I also missed two months of school right before finals, which was not ideal. I knew I would miss a few weeks of school, but I was not expecting the slowness of my recovery. It was hard feeling so stressed and behind. The teachers were generous and flexible with me, and they made it much easier.
This made my return back to school go so much smoother. I was more than excited to go back to school after being gone. Of course, recovery at home was imperative, but after time passed, I was ready to go back to normal life.
My first day back felt like my first day of high school all over again. Since I hadn’t been there in so long, I remember walking in and I felt as if all eyes were on me, but in reality they weren’t. I was panicking over nothing. My friends, teachers and the Miege community were excited I was back. Seeing everyone made it that much easier to go back comfortably.
I also was finally able to go back to dance at the beginning of January I was more than excited to get back into the studio. Going back it was challenging to navigate my dancing skills. It took me a while to gain back my dance technique, and I am still to this day working on getting everything back. With lots of practice and determination, I have been working to reach where I was prior to surgery.

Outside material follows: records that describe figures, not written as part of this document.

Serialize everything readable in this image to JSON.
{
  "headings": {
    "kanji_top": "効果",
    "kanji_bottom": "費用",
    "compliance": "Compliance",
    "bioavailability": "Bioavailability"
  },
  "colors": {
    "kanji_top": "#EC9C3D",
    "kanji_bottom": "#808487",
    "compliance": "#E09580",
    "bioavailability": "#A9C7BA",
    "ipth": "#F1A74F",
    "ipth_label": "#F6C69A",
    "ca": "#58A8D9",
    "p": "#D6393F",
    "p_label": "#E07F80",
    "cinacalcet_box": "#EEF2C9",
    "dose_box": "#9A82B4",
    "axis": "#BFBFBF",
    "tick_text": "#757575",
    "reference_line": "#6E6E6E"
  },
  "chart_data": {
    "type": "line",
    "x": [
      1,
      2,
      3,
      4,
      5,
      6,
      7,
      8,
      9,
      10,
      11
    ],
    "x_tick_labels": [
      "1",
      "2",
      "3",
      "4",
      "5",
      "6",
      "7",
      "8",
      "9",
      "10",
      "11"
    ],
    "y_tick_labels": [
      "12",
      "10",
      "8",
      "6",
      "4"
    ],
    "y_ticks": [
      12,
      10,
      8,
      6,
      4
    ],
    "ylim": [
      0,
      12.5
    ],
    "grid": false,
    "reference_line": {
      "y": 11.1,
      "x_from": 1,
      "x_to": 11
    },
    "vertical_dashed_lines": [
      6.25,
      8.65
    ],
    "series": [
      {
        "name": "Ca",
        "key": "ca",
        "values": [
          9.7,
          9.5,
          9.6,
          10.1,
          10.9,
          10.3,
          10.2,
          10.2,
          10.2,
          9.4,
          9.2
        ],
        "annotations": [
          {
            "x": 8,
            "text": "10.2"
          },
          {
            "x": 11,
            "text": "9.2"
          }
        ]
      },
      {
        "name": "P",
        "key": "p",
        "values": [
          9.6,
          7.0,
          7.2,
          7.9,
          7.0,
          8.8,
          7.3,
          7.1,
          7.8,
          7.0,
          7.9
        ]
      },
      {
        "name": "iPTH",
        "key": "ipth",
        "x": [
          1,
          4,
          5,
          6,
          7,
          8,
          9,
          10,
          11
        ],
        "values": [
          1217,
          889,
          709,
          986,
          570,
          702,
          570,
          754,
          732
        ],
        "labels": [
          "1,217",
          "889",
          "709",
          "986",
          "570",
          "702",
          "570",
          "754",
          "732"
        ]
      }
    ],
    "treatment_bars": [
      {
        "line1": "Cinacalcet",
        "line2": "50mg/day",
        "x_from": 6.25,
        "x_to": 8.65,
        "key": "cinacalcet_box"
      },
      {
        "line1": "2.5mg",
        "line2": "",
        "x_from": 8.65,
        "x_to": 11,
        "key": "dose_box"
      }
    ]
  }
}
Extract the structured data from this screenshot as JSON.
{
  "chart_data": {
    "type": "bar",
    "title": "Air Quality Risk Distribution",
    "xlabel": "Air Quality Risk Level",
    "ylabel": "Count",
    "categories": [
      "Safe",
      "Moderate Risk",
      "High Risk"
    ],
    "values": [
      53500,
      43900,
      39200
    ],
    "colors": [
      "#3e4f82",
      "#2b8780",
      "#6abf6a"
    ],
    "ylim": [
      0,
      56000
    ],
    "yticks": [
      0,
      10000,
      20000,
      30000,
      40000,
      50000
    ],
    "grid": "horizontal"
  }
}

My journey with my back taught me to have a different outlook on things and to always stay positive. Life can be hard and full of struggles, but with God by my side anything is possible. Before my surgery, when I was wheeled back to the operating room, there was a moment that I was so afraid. I prayed to God before I went back for him to protect and heal me. God walked with me through this journey and taught me to never give up.